For GROUP BY low_cardinality_col, both Counting Sort and hash-based aggregation are O(n). Counting Sort wins when: - The grouping key is a small bounded integer. - The output must be sorted by group key (Counting Sort gives this for free).

Hash aggregation wins when: - Keys are strings or 64-bit hashes. - The query doesn't need sorted output.

Counting Sort vs Trie/Bucket Counting¶

For string-keyed inputs (e.g., URLs, hostnames), neither Counting Sort nor Radix Sort works directly. You either: - Build a trie and walk it in-order (O(N) where N = total string length). - Hash strings to small ints and Counting Sort the hashes (loses original lexical order).

Latency vs Throughput¶

Latency-sensitive (real-time): Counting Sort's O(n + k) worst-case is fully predictable — no tail latency.
Throughput-sensitive (batch): Counting Sort wins on small k but consumes more memory bandwidth per element than Quick Sort.

Summary¶

At senior level, Counting Sort is the architectural primitive behind GPU sorts, columnar database ORDER BY over low-cardinality columns, distributed range partitioning, histogram equalisation, and the inner loop of every Radix Sort implementation. The key insights:

k is the only knob. Counting Sort wins precisely when k = O(n) and the count array fits in L3 cache. Outside that envelope, Radix Sort or TimSort wins.
Parallelism is natural. Three independent phases — local histograms, global prefix sum, disjoint scatter — give nearly linear speedup on multi-core hardware.
Distribution is histogram-based. Counting Sort in distributed systems isn't about sorting the data, it's about deriving partition boundaries from a global histogram.
The CPU bandwidth model dominates. A well-tuned Counting Sort approaches the memory bandwidth of the machine; comparison sorts cap out far below that ceiling.
Algorithm selection is dynamic. Production database engines inspect column cardinality at plan time and switch between Counting, Radix, and TimSort. Hard-coding one algorithm is a senior-level mistake.

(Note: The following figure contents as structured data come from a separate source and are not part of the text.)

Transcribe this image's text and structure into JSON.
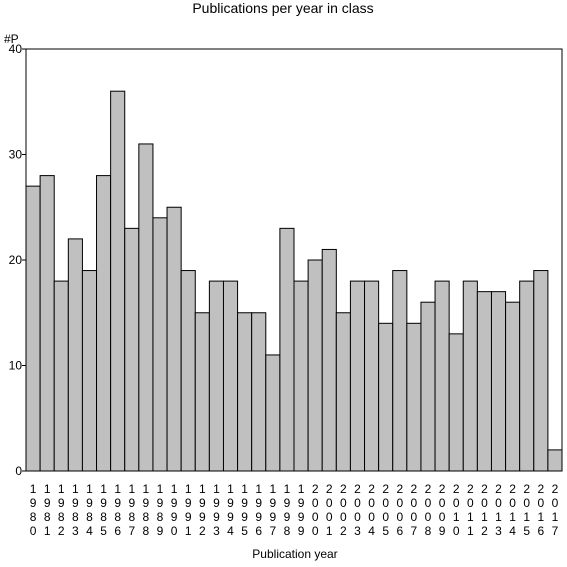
{
  "chart_data": {
    "type": "bar",
    "title": "Publications per year in class",
    "ylabel": "#P",
    "xlabel": "Publication year",
    "ylim": [
      0,
      40
    ],
    "yticks": [
      0,
      10,
      20,
      30,
      40
    ],
    "grid": false,
    "legend": "none",
    "bar_color": "#c0c0c0",
    "categories": [
      "1980",
      "1981",
      "1982",
      "1983",
      "1984",
      "1985",
      "1986",
      "1987",
      "1988",
      "1989",
      "1990",
      "1991",
      "1992",
      "1993",
      "1994",
      "1995",
      "1996",
      "1997",
      "1998",
      "1999",
      "2000",
      "2001",
      "2002",
      "2003",
      "2004",
      "2005",
      "2006",
      "2007",
      "2008",
      "2009",
      "2010",
      "2011",
      "2012",
      "2013",
      "2014",
      "2015",
      "2016",
      "2017"
    ],
    "values": [
      27,
      28,
      18,
      22,
      19,
      28,
      36,
      23,
      31,
      24,
      25,
      19,
      15,
      18,
      18,
      15,
      15,
      11,
      23,
      18,
      20,
      21,
      15,
      18,
      18,
      14,
      19,
      14,
      16,
      18,
      13,
      18,
      17,
      17,
      16,
      18,
      19,
      2
    ]
  }
}
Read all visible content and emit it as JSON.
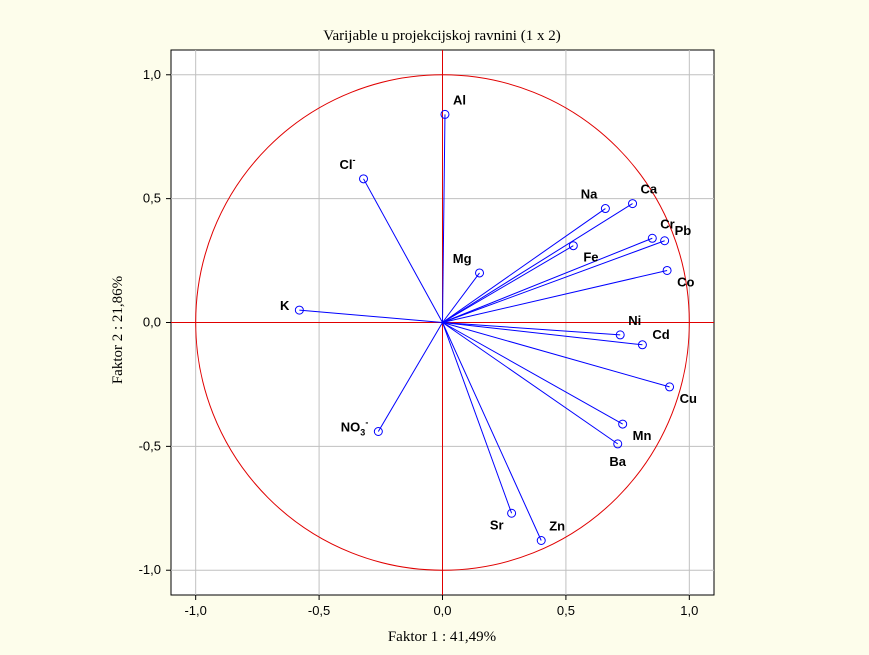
{
  "chart_data": {
    "type": "scatter",
    "title": "Varijable u projekcijskoj ravnini (1 x 2)",
    "xlabel": "Faktor 1 : 41,49%",
    "ylabel": "Faktor 2 : 21,86%",
    "xlim": [
      -1.1,
      1.1
    ],
    "ylim": [
      -1.1,
      1.1
    ],
    "x_ticks": [
      -1.0,
      -0.5,
      0.0,
      0.5,
      1.0
    ],
    "x_tick_labels": [
      "-1,0",
      "-0,5",
      "0,0",
      "0,5",
      "1,0"
    ],
    "y_ticks": [
      1.0,
      0.5,
      0.0,
      -0.5,
      -1.0
    ],
    "y_tick_labels": [
      "1,0",
      "0,5",
      "0,0",
      "-0,5",
      "-1,0"
    ],
    "grid": true,
    "unit_circle": true,
    "colors": {
      "vector": "#0000ff",
      "circle": "#e00000",
      "axis_zero": "#e00000",
      "grid": "#c0c0c0"
    },
    "points": [
      {
        "label": "Al",
        "x": 0.01,
        "y": 0.84,
        "label_pos": "upper-right"
      },
      {
        "label": "Cl",
        "sup": "-",
        "x": -0.32,
        "y": 0.58,
        "label_pos": "upper-left"
      },
      {
        "label": "Na",
        "x": 0.66,
        "y": 0.46,
        "label_pos": "upper-left"
      },
      {
        "label": "Ca",
        "x": 0.77,
        "y": 0.48,
        "label_pos": "upper-right"
      },
      {
        "label": "Cr",
        "x": 0.85,
        "y": 0.34,
        "label_pos": "upper-right"
      },
      {
        "label": "Pb",
        "x": 0.9,
        "y": 0.33,
        "label_pos": "right"
      },
      {
        "label": "Fe",
        "x": 0.53,
        "y": 0.31,
        "label_pos": "lower-right"
      },
      {
        "label": "Mg",
        "x": 0.15,
        "y": 0.2,
        "label_pos": "upper-left"
      },
      {
        "label": "Co",
        "x": 0.91,
        "y": 0.21,
        "label_pos": "lower-right"
      },
      {
        "label": "K",
        "x": -0.58,
        "y": 0.05,
        "label_pos": "left"
      },
      {
        "label": "Ni",
        "x": 0.72,
        "y": -0.05,
        "label_pos": "upper-right"
      },
      {
        "label": "Cd",
        "x": 0.81,
        "y": -0.09,
        "label_pos": "right"
      },
      {
        "label": "Cu",
        "x": 0.92,
        "y": -0.26,
        "label_pos": "lower-right"
      },
      {
        "label": "Mn",
        "x": 0.73,
        "y": -0.41,
        "label_pos": "lower-right"
      },
      {
        "label": "Ba",
        "x": 0.71,
        "y": -0.49,
        "label_pos": "below"
      },
      {
        "label": "NO",
        "sub": "3",
        "sup": "-",
        "x": -0.26,
        "y": -0.44,
        "label_pos": "left"
      },
      {
        "label": "Sr",
        "x": 0.28,
        "y": -0.77,
        "label_pos": "lower-left"
      },
      {
        "label": "Zn",
        "x": 0.4,
        "y": -0.88,
        "label_pos": "upper-right"
      }
    ]
  }
}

The design pattern: count once, prefix-sum once, scatter once. Whenever you can frame a problem as "compute a histogram, then act on the prefix sum," you've stumbled onto a Counting Sort. That same idea recurs in pixel histograms, network telemetry, distributed shuffles, GPU compaction, and suffix-array construction. The algorithm is small, but the pattern is enormous.